Gold price slips after best day since April as dollar strengthens
London (May 12) Gold fell back below $1,270 an ounce on Thursday as a strengthening dollar prompted some buyers to cash in gains after the metal posted its biggest daily rise this month in the previous session.
Prices remained supported, however, by expectations the
Federal Reserve will hold off raising interest rates at its June
meeting, after hiking them for the first time in nearly a decade
The metal has risen nearly 20 percent this year as
expectations for a near-term rate rise evaporated.
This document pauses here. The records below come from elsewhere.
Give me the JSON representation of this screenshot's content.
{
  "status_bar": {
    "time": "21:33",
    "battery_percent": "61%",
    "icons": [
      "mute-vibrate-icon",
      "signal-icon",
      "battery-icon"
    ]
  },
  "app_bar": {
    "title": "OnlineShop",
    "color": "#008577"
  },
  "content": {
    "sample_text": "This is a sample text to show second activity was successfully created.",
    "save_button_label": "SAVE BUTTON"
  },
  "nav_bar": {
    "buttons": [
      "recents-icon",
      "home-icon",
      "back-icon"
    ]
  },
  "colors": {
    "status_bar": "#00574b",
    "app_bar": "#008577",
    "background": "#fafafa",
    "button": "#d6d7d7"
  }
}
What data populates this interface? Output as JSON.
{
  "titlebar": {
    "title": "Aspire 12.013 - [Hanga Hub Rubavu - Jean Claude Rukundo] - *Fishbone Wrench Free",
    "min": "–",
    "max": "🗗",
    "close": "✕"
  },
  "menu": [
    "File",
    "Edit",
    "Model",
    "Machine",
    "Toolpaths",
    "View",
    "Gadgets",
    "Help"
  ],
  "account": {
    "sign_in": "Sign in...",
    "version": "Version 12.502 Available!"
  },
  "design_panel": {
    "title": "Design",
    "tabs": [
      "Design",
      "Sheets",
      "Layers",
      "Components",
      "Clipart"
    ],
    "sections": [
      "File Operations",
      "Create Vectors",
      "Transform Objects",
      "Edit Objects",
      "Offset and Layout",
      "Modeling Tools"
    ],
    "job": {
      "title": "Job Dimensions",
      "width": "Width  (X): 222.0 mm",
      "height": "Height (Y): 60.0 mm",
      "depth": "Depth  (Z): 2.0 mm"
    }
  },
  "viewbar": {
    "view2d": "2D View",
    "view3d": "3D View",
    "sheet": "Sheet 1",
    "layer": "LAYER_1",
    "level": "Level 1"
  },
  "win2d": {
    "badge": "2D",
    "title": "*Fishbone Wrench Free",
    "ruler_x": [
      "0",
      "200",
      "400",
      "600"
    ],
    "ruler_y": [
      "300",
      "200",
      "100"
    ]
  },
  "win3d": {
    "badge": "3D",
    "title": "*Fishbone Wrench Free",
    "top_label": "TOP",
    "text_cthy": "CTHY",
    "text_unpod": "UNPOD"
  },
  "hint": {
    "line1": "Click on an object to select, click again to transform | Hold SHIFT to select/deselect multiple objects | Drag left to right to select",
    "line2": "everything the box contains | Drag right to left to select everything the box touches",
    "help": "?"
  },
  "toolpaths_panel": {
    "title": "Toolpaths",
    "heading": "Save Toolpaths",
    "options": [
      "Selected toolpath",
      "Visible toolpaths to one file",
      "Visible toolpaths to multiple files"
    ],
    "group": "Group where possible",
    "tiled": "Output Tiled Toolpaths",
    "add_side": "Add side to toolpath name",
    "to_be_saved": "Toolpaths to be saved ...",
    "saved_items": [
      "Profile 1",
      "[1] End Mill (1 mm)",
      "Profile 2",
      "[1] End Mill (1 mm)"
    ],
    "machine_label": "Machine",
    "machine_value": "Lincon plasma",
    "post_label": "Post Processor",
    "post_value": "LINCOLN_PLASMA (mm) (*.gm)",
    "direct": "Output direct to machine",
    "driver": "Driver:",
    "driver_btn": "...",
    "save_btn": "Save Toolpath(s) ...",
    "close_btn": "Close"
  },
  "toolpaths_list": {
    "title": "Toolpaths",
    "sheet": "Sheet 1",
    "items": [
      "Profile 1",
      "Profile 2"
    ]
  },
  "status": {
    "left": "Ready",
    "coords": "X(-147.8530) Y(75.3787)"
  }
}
Rising rates
increase the opportunity cost of holding non-yielding gold.
Spot gold was down 0.7 percent at $1,268.46 an ounce
at 1130 GMT, while U.S. gold futures for June delivery
were down $5.60 at $1,269.90. The metal hit a 15-month high last
week at $1,303.60, before slipping back below $1,300.
"The weakness in gold which we're experiencing today is
mainly due to the strength in the dollar, and also we're
approaching close to a very important level of $1,300," Naeem
Aslam, chief market analyst at Think Forex, said.
The dollar index rose 0.25 percent on Thursday,
lifted by a drop in the yen as investors sold the currency amid
speculation the Bank of Japan could decide to expand its
monetary stimulus as soon as next month.
Underlining optimism towards the metal, however, holdings of
the world's largest gold-backed exchange-traded fund, SPDR Gold
Shares, rose 2.7 tonnes to 841.9 tonnes on Wednesday, the
highest since December 2013.
Surging inflows into gold-backed exchange-traded funds drove
global gold demand to its highest first-quarter total on record
this year at 1,290 tonnes, the World Gold Council (WGC) said,
despite a near 20 percent drop in jewellery demand.
"While we hardly expect to see a repeat of the strong
investment demand of the first quarter, jewellery demand, which
is generally regarded as more stable, should pick up again,
meaning that the gold price should be well supported in the
medium term," Commerzbank said in a note.
Demand in India, the world's second-biggest gold consumer,
could rise as much as 10 percent in 2016 on good monsoon
rainfall, the WGC added, despite consumer demand falling nearly
40 percent in the first quarter.
Spot silver was down 0.8 percent at $17.26 an ounce,
platinum fell 0.7 percent to $1,055.20, and palladium
was down 0.6 percent at $600.96.
GFMS analysts at Thomson Reuters said in a report on
Thursday that platinum prices were likely to have already posted
their lows for the year, with a return to supply shortfalls set
to hold the metal at an average $1,005 an ounce in 2016. It hit
a seven-year low of $806.31 an ounce in January.